Date: December 20th, 2016
By: Polly Bath
Polly Bath: Emotional looks like this: Do I have a good sense of self concept? Do I have coping skills? Can I self regulate? Do people run interference for me constantly, and not allow me to ride it out?
Do you let me tantrum for two hours in the hallway? I’m flat out in the hall, and I refuse to move.
Guess what? I’m not going to pick up a student whose doing that. I’m not going to call my crisis team.
As a matter of fact, I’m going to look for other people that maybe have time in their schedule. I’m going to say, “Hey. Can you bring your laptop out here and can you do some sitting here?” They’ll sit out there with their laptop, and they’re working.
If the kid engages in a conversation with them, they say nothing. They just keep working. All they do is say to the child, “Oh yeah. Your classroom’s in there. Your classroom’s over there.”
I’ve ridden out two hours worth of flat drag out in the hallway, just by tag teaming with my colleagues to do what I call the “eye babysitting.” You got to keep this kid in eyesight. I can’t leave him out in the hall by himself. I am not, however, going to physically pick this kid up.

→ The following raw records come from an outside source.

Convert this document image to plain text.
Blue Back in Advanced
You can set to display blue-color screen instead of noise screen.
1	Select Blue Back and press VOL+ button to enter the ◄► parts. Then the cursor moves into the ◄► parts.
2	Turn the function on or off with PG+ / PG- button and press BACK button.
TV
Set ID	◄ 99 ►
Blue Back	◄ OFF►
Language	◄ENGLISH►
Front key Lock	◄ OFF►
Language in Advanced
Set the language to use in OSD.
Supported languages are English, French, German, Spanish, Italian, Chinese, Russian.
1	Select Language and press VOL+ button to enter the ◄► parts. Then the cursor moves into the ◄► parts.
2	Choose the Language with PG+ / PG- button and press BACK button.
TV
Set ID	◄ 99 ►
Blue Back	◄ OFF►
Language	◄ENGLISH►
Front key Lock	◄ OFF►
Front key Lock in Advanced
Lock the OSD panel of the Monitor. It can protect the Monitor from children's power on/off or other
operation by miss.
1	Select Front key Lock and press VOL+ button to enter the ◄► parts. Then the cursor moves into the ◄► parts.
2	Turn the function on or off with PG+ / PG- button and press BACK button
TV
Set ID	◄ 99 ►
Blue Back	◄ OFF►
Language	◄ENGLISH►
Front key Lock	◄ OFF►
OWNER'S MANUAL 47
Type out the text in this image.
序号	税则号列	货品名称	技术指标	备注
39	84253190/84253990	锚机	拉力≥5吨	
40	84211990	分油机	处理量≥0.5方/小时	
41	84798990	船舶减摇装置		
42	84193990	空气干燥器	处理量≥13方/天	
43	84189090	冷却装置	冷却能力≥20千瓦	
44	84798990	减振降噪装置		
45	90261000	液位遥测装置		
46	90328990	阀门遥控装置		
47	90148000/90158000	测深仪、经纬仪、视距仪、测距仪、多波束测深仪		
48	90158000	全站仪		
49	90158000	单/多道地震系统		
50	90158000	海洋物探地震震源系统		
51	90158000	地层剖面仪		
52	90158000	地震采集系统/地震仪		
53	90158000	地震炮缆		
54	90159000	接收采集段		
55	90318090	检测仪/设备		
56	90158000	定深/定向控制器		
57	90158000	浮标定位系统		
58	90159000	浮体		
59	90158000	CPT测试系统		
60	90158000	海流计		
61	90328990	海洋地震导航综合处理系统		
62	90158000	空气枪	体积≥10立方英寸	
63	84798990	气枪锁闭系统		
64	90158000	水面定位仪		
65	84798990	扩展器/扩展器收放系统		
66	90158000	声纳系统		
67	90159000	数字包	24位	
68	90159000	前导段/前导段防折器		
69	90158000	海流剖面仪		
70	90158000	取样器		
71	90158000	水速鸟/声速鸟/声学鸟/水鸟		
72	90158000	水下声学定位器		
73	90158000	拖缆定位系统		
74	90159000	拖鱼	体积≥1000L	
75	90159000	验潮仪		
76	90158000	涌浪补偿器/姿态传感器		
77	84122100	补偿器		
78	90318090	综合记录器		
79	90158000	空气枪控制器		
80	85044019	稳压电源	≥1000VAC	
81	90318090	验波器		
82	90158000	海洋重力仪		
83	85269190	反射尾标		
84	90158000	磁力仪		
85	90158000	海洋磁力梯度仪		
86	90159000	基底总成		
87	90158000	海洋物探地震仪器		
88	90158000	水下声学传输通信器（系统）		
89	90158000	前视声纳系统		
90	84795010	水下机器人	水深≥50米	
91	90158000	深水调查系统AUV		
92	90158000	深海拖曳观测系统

After a while that kid begins to learn that nobody talks to them while they’re on the floor. People come out and do their own work and don’t give them the time of day. They don’t really get any interaction unless they pick themselves up and go to class, where they’re supposed to be. It was a whole lot more fun, however, when the adults were standing over them counting, and when two people came and escorted them, and then another person came down the hallway and tried to coax them along, or engage in getting them to move. That was a lot more fun than just sitting there.
In the beginning, that’s really hard to do. I’m not going to tell you it’s not. It’s hard to ride out a two hour tantrum, but it’s one of the best things you can do.